The EcoJohn… that’s a new one for me, and at the price… (1800$) it’s easy to balk at it. Basically, it appears to dehydrate your poop at a high enough temp to kill bacteria before you compost it. So… it says that helps eliminate smells, but I would REALLY want some reviews from people about cooking their poop because we’ve all heard the horror stories from people who have the incinerating toilets! Other than that… the bacteria in my own poop, I really don’t worry about. I don’t have any diseases that could be dangerous to anyone, and I don’t have any worms, and would be composting in a pile hot enough to kill this off anyway. So adding in what might be a smell producing issue, at such a high cost, I’m a little meh on it without seeing reviews about it. But again, looks like a nice enough toilet that you could sub it for the lovable loo if you want a toilet looking toilet. Also has good instructions on how to deal with the pee hose.

Lovable loo… well, that’s the ugliest one they could find huh? I’ve seen these dressed up to look great, but still waiting for some kind of porcelain sleeve to be produced that fits a regular bucket, but makes it look more like a regular toilet. Other than that, price is right!

Nature’s Head… This is such an ugly toilet, but it is a lot smaller than some of the other competing toilets, that I’d consider it. I’d prefer a hose that you don’t see for the pee, that can drain into the ground directly, or at least into a larger holding tank, outside the home, just for those times that you MIGHT not catch that it’s full. Also… not to get too graphic, but I imagine that to NOT be a very pretty toilet after use, skid marks are highly likely, and when you’re on your period… you’ll fill that bucket just rinsing the damn thing to keep it clean. What they see as a benefit to the flapper, I see as a daily chore to wash. I also don’t like all the nooks and crannies that are just going to make it harder to clean, and stirring my poop?? why?? I’m sorry, but that’s just weird, and unneccessary, though if you do want this version. (and oddly enough, it’s a decent enough version, its’ still on my list as a possibility even with its drawbacks, though the ecojohn may outclass it for me now that I’ve seen it) then go to the Gone With the Wynn’s site for information on getting it with the discount their fans get.

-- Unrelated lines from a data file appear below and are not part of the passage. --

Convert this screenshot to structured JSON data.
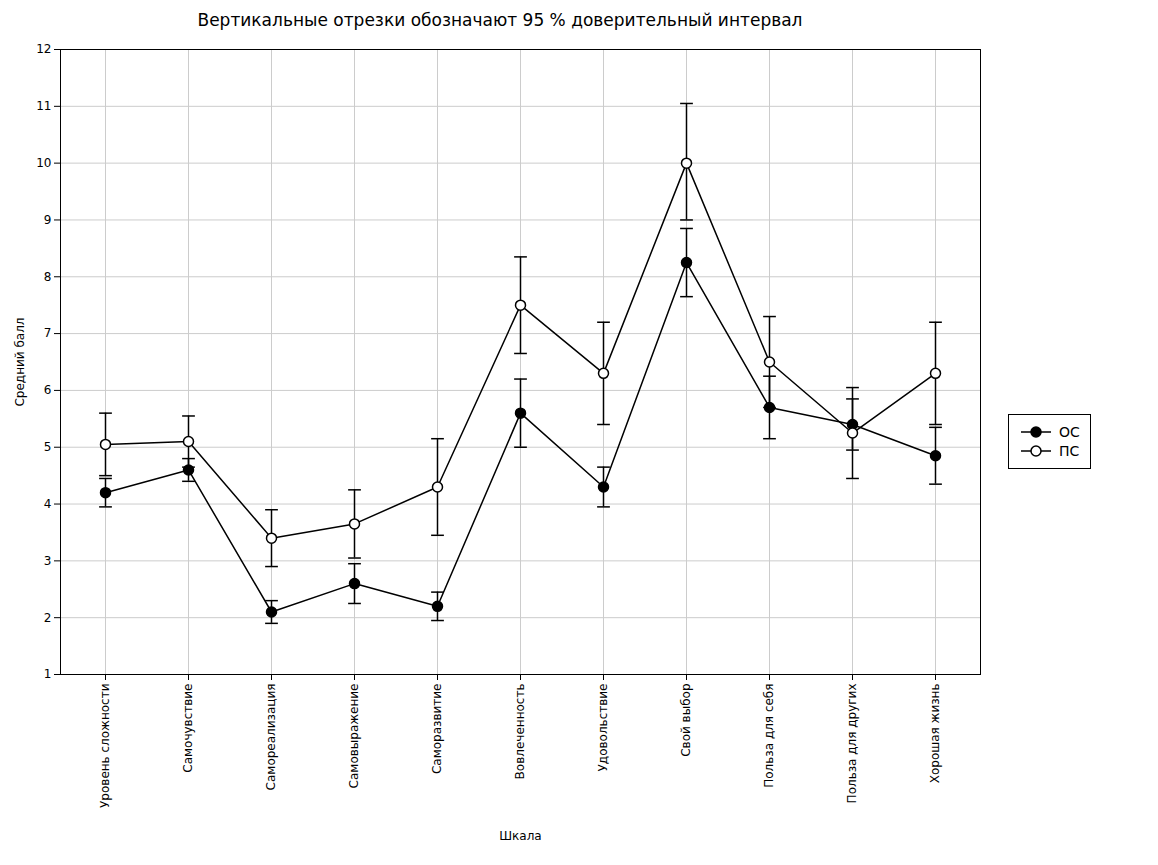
{
  "chart_data": {
    "type": "line",
    "title": "Вертикальные отрезки обозначают 95 % доверительный интервал",
    "xlabel": "Шкала",
    "ylabel": "Средний балл",
    "categories": [
      "Уровень сложности",
      "Самочувствие",
      "Самореализация",
      "Самовыражение",
      "Саморазвитие",
      "Вовлеченность",
      "Удовольствие",
      "Свой выбор",
      "Польза для себя",
      "Польза для других",
      "Хорошая жизнь"
    ],
    "series": [
      {
        "name": "ОС",
        "color": "#000000",
        "marker": "circle",
        "values": [
          4.2,
          4.6,
          2.1,
          2.6,
          2.2,
          5.6,
          4.3,
          8.25,
          5.7,
          5.4,
          4.85
        ],
        "err_low": [
          0.25,
          0.2,
          0.2,
          0.35,
          0.25,
          0.6,
          0.35,
          0.6,
          0.55,
          0.45,
          0.5
        ],
        "err_high": [
          0.25,
          0.2,
          0.2,
          0.35,
          0.25,
          0.6,
          0.35,
          0.6,
          0.55,
          0.45,
          0.5
        ]
      },
      {
        "name": "ПС",
        "color": "#000000",
        "marker": "open_circle",
        "values": [
          5.05,
          5.1,
          3.4,
          3.65,
          4.3,
          7.5,
          6.3,
          10.0,
          6.5,
          5.25,
          6.3
        ],
        "err_low": [
          0.55,
          0.45,
          0.5,
          0.6,
          0.85,
          0.85,
          0.9,
          1.0,
          0.8,
          0.8,
          0.9
        ],
        "err_high": [
          0.55,
          0.45,
          0.5,
          0.6,
          0.85,
          0.85,
          0.9,
          1.05,
          0.8,
          0.8,
          0.9
        ]
      }
    ],
    "ylim": [
      1,
      12
    ],
    "yticks": [
      1,
      2,
      3,
      4,
      5,
      6,
      7,
      8,
      9,
      10,
      11,
      12
    ],
    "grid": true,
    "legend": "right"
  }
}
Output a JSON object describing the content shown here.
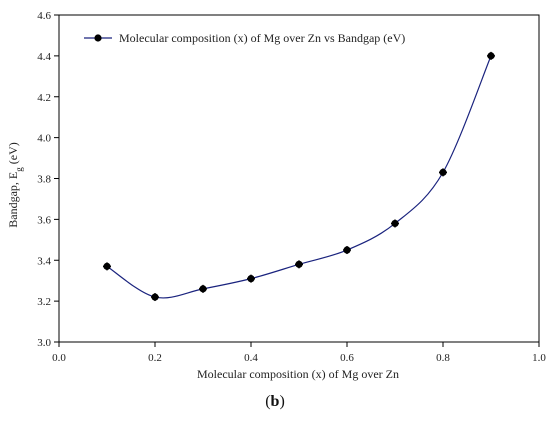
{
  "chart_data": {
    "type": "line",
    "xlabel": "Molecular composition (x) of Mg over Zn",
    "ylabel": "Bandgap, E",
    "ylabel_sub": "g",
    "ylabel_unit": " (eV)",
    "xlim": [
      0.0,
      1.0
    ],
    "ylim": [
      3.0,
      4.6
    ],
    "x_ticks": [
      0.0,
      0.2,
      0.4,
      0.6,
      0.8,
      1.0
    ],
    "x_tick_labels": [
      "0.0",
      "0.2",
      "0.4",
      "0.6",
      "0.8",
      "1.0"
    ],
    "y_ticks": [
      3.0,
      3.2,
      3.4,
      3.6,
      3.8,
      4.0,
      4.2,
      4.4,
      4.6
    ],
    "y_tick_labels": [
      "3.0",
      "3.2",
      "3.4",
      "3.6",
      "3.8",
      "4.0",
      "4.2",
      "4.4",
      "4.6"
    ],
    "grid": false,
    "legend_position": "top-left",
    "series": [
      {
        "name": "Molecular composition (x) of Mg over Zn vs Bandgap (eV)",
        "color": "#1a237e",
        "marker": "circle",
        "x": [
          0.1,
          0.2,
          0.3,
          0.4,
          0.5,
          0.6,
          0.7,
          0.8,
          0.9
        ],
        "y": [
          3.37,
          3.22,
          3.26,
          3.31,
          3.38,
          3.45,
          3.58,
          3.83,
          4.4
        ]
      }
    ]
  },
  "caption": {
    "open": "(",
    "letter": "b",
    "close": ")"
  }
}
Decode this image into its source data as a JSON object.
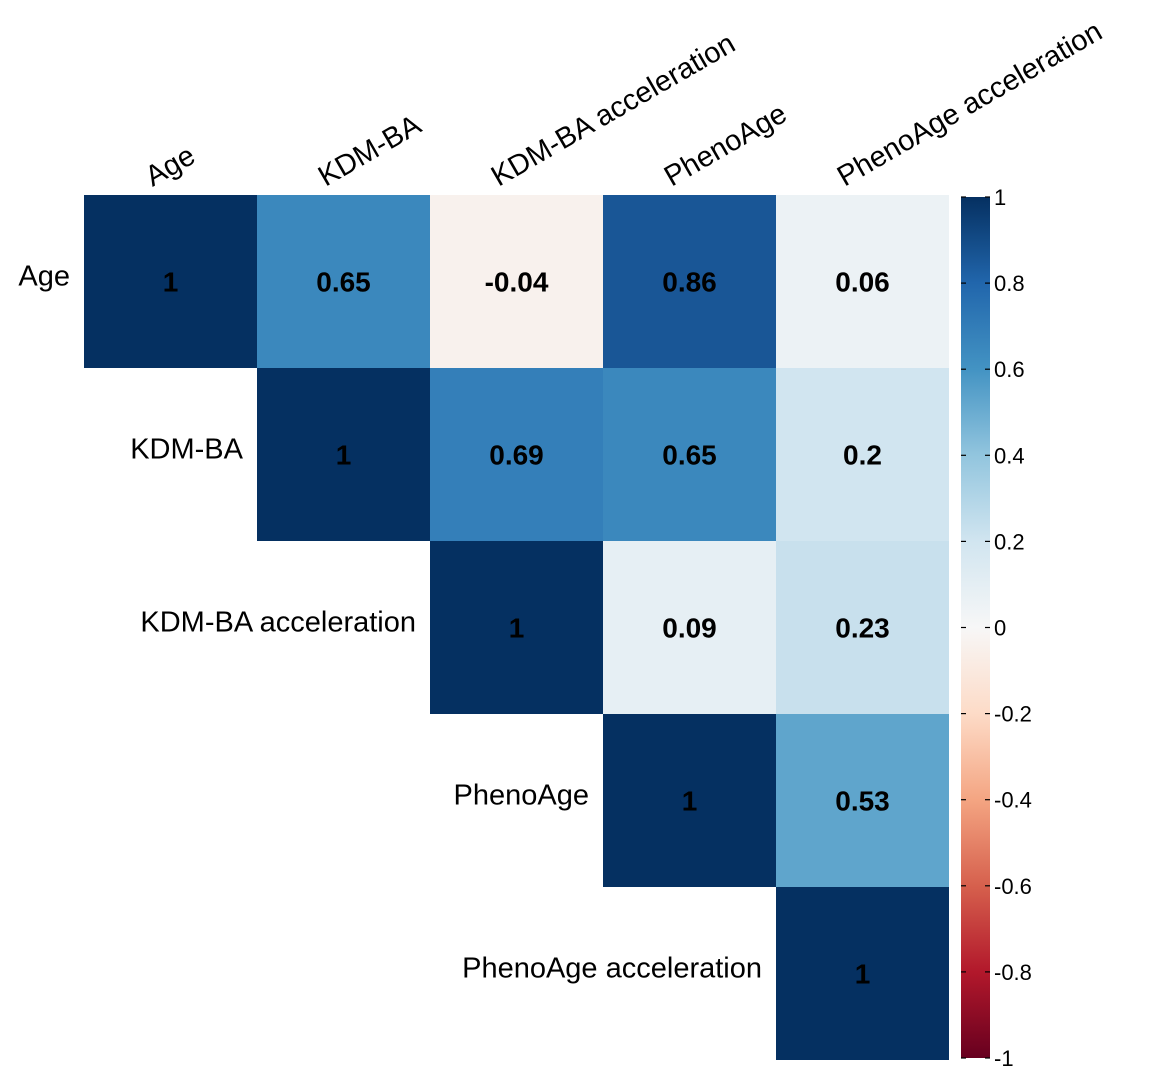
{
  "chart_data": {
    "type": "heatmap",
    "title": "",
    "variables": [
      "Age",
      "KDM-BA",
      "KDM-BA acceleration",
      "PhenoAge",
      "PhenoAge acceleration"
    ],
    "layout": "upper-triangle",
    "matrix": [
      [
        1,
        0.65,
        -0.04,
        0.86,
        0.06
      ],
      [
        null,
        1,
        0.69,
        0.65,
        0.2
      ],
      [
        null,
        null,
        1,
        0.09,
        0.23
      ],
      [
        null,
        null,
        null,
        1,
        0.53
      ],
      [
        null,
        null,
        null,
        null,
        1
      ]
    ],
    "colorbar": {
      "range": [
        -1,
        1
      ],
      "ticks": [
        1,
        0.8,
        0.6,
        0.4,
        0.2,
        0,
        -0.2,
        -0.4,
        -0.6,
        -0.8,
        -1
      ],
      "tick_labels": [
        "1",
        "0.8",
        "0.6",
        "0.4",
        "0.2",
        "0",
        "-0.2",
        "-0.4",
        "-0.6",
        "-0.8",
        "-1"
      ],
      "colors": {
        "-1": "#67001f",
        "-0.8": "#b2182b",
        "-0.6": "#d6604d",
        "-0.4": "#f4a582",
        "-0.2": "#fddbc7",
        "0": "#f7f7f7",
        "0.2": "#d1e5f0",
        "0.4": "#92c5de",
        "0.6": "#4393c3",
        "0.8": "#2166ac",
        "1": "#053061"
      }
    },
    "grid": false,
    "legend": "right"
  }
}
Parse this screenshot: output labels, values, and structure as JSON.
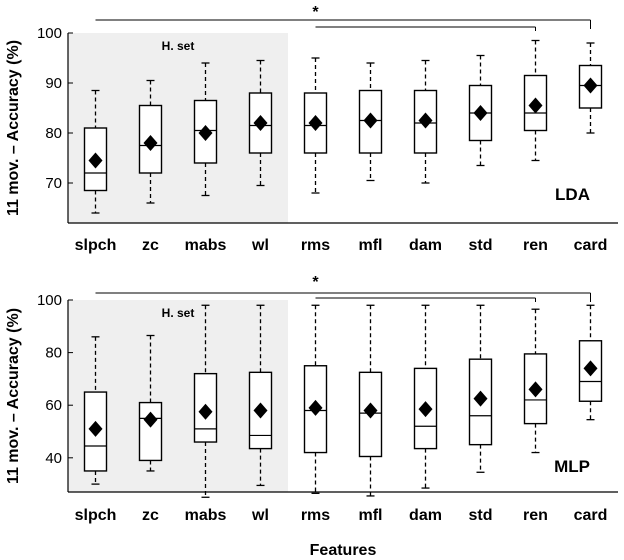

SunMar… This is just big, and expensive. It’s great that you don’t have to empty it as often, and that it looks like a toilet, but I’m not sure I really want something that large. Try looking at it with a person beside it, it’s a lot bigger than it looks in that pic. What’s nice though, is that it really is one of the better toilets for how the composting is done. If you live somewhere that you need an approved toilet, this one should pass before a lot of the others will, especially if you get the kind with the unit you install below the house. Still not a fan of churning my poop though.

Santerra X… really, even on their hotlink, they don’t give enough info about how the toilet works to really have anything to say about it other than, WOW 3000$???? Think I’ll pass unless it renames itself to Irona and also cleans my house.